The renowned author of The Prophet creates a portrait of Jesus Christ through the observations of seventy-seven of his peers in this fascinating compendium.
 
What if we had firsthand impressions of the son of God found not in the pages of the New Testament, but from the very people who surrounded him? This is what Kahlil Gibran imagined in this lyrical and inspiring book. He captured the observations of friends, enemies, commoners, and rulers in beautifully poetic passages. Anna the mother of Mary said of her daughter, “Sometimes it seems that my longing for Him is greater than hers. She stands as firm before the day as if she were a bronzen image, while my heart melts and runs intro streams. Perhaps she knows what I do not know. Would that she might tell me also.” James, the son of Zebedee warned, “The only man among us who did not turn to behold Him in His aloneness was Judas Iscariot.
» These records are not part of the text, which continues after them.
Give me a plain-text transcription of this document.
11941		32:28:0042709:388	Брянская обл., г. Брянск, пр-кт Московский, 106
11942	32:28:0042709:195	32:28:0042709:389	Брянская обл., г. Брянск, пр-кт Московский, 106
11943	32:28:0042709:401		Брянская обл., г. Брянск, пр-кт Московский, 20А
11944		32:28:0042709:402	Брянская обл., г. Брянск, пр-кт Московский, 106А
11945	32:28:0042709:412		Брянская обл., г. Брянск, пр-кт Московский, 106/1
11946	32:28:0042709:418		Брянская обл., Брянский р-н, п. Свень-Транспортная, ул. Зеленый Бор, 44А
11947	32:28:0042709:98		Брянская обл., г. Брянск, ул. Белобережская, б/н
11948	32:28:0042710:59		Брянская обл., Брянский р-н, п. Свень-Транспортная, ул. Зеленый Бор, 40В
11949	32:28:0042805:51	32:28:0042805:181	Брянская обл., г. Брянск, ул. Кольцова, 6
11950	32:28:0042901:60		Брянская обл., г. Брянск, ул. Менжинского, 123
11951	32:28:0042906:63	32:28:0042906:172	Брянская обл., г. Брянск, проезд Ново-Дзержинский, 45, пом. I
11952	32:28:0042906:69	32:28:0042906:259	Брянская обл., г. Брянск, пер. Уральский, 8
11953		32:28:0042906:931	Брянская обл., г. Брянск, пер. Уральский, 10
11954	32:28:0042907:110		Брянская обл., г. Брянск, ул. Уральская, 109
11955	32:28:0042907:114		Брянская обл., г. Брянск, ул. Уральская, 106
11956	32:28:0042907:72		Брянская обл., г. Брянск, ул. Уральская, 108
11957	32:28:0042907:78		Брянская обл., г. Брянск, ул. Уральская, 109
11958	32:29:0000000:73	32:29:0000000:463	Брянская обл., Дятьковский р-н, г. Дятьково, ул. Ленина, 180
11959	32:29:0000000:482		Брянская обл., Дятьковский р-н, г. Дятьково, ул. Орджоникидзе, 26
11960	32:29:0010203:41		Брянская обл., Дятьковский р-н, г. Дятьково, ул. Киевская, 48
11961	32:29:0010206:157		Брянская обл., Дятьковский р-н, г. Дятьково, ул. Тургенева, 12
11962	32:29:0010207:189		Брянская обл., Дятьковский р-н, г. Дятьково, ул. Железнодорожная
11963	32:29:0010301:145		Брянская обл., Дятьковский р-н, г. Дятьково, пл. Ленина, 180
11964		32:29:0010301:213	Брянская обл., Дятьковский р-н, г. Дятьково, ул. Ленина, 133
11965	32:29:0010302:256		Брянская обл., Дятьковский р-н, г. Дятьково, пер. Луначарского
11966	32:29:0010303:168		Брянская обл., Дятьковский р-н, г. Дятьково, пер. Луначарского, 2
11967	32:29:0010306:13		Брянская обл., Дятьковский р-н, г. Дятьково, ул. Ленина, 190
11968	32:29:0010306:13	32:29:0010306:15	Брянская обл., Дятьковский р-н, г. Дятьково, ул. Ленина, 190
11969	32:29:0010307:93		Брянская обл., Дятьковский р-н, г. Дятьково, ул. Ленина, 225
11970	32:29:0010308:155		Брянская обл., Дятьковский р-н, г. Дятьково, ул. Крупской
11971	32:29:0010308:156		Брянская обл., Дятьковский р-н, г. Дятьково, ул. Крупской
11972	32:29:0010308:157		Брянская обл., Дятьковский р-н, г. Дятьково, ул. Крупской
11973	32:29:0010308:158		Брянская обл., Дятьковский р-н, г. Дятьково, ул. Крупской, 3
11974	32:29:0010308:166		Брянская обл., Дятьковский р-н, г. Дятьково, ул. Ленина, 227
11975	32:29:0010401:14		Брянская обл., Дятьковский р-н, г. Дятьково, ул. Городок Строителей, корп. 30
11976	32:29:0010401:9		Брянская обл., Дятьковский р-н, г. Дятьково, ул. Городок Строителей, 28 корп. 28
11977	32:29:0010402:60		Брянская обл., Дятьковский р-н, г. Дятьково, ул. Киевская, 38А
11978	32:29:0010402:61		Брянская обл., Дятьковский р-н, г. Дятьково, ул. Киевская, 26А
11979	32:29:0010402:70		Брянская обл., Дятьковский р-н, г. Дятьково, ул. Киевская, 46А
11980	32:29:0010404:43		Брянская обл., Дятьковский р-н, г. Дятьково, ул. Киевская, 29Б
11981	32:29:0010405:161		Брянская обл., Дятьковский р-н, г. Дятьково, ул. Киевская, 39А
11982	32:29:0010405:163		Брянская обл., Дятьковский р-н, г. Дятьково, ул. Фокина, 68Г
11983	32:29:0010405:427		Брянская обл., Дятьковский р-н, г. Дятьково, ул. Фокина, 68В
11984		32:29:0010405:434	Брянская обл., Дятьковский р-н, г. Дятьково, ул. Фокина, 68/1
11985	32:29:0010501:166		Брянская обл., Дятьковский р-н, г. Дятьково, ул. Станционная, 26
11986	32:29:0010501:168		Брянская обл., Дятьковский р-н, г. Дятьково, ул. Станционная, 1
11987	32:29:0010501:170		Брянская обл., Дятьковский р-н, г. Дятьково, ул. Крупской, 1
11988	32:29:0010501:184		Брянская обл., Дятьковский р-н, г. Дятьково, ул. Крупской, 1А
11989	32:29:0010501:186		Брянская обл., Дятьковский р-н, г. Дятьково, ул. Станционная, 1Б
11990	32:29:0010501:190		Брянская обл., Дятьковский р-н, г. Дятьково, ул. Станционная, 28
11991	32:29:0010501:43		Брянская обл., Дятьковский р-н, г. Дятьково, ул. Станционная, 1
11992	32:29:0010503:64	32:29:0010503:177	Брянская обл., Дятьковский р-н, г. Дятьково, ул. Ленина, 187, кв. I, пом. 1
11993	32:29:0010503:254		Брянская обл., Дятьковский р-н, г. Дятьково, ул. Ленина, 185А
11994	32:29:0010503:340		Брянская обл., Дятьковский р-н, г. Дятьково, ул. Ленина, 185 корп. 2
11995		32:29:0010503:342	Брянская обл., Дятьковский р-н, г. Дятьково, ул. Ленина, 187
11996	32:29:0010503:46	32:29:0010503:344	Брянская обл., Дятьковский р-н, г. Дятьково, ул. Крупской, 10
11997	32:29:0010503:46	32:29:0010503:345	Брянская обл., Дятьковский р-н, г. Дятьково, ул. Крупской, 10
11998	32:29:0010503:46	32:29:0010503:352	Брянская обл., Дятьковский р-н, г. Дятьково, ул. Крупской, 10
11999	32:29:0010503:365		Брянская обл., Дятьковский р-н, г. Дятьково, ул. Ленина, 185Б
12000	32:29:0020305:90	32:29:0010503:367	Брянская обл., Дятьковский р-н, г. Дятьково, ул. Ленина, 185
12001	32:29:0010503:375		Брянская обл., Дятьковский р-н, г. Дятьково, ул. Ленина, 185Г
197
And from that day Judas became sullen and distant. And methought there was danger in the sockets of his eyes.”
 
“It is as a fellow-countryman that [Gibran] approaches the Man of Nazareth. What we have in his case is not history but drama, a series of soliloquies, poetic in structure and beauty, which are attributed to the contemporaries of Jesus, sometimes authentic, like Mary Magdalen, sometimes imagined, as Philemon, a Greek apothecary. Of the immortal theme, here is a treatment, certainly unusual, possibly unique . . . The opinions about Jesus, whether appreciative or depreciatory, when attributed to his contemporaries, are often brilliant in phrase and accurate in perception.” —The New York Times

About the author

Khalil Gibran (1883–1931) was an essayist, novelist, and mystic poet. He wrote The Prophet, a collection of philosophical essays that went on to become one of the bestselling books of the twentieth century. Though he was born in Lebanon, he moved to Boston’s South End as a child and studied art with Auguste Rodin in Paris for two years before launching his literary career. Much of Gibran’s work contains themes of religion and Christianity as well as spiritual love.